Veniamo all’oggi. A volte ad ascoltare i grillini viene il voltastomaco. Ma la loro voce, piaccia o no, è quella di una parte della società che reclama soluzioni ai problemi. Perché allora non provare a incalzarli sul campo aperto di un confronto costruttivo? La sponda del fiume dalla quale attendere, impassibili, il passaggio del cadavere del nemico la si lasci alla sinistra che non ha altra prospettiva di sopravvivenza che prescinda dalla morte per autodistruzione dell’avversario politico. La chiave di volta del riscatto di Forza Italia è implicitamente contenuta nella riflessione di Romani. Quel “comprendere ed agire”, posto a rimedio della condizione di minorità alla quale una grande nazione è costretta per propria responsabilità rispetto ad epocali mutamenti di scenari, è la giusta formula per tornare a incrociare il consenso degli elettori.
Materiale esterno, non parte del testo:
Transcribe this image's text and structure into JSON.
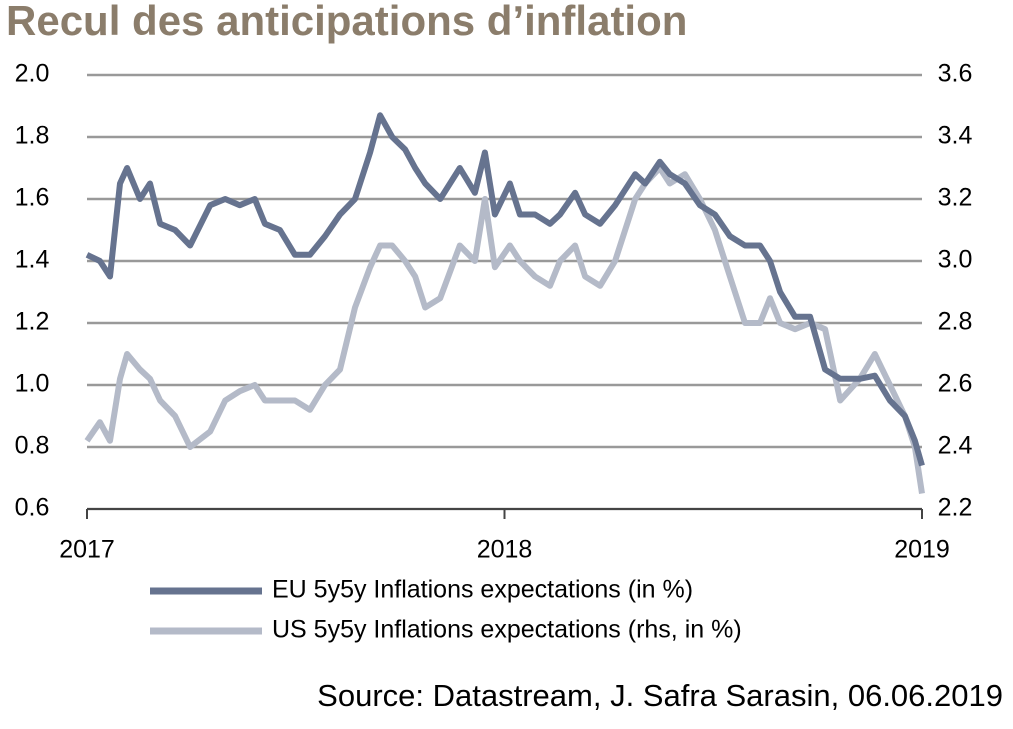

Sembrerebbe un gioco da ragazzi, ma non lo è. Perché il male oscuro della politica, che ha fatto naufragare anche i più ambiziosi progetti di cambiamento, ha avuto un unico stigma: uomini che non hanno compreso la realtà e non hanno agito nella giusta direzione. Pensa il senatore Romani che le cose per Forza Italia possano cambiare in positivo manomettendo il passato e negando il presente? Lo reputiamo troppo in gamba per crederlo.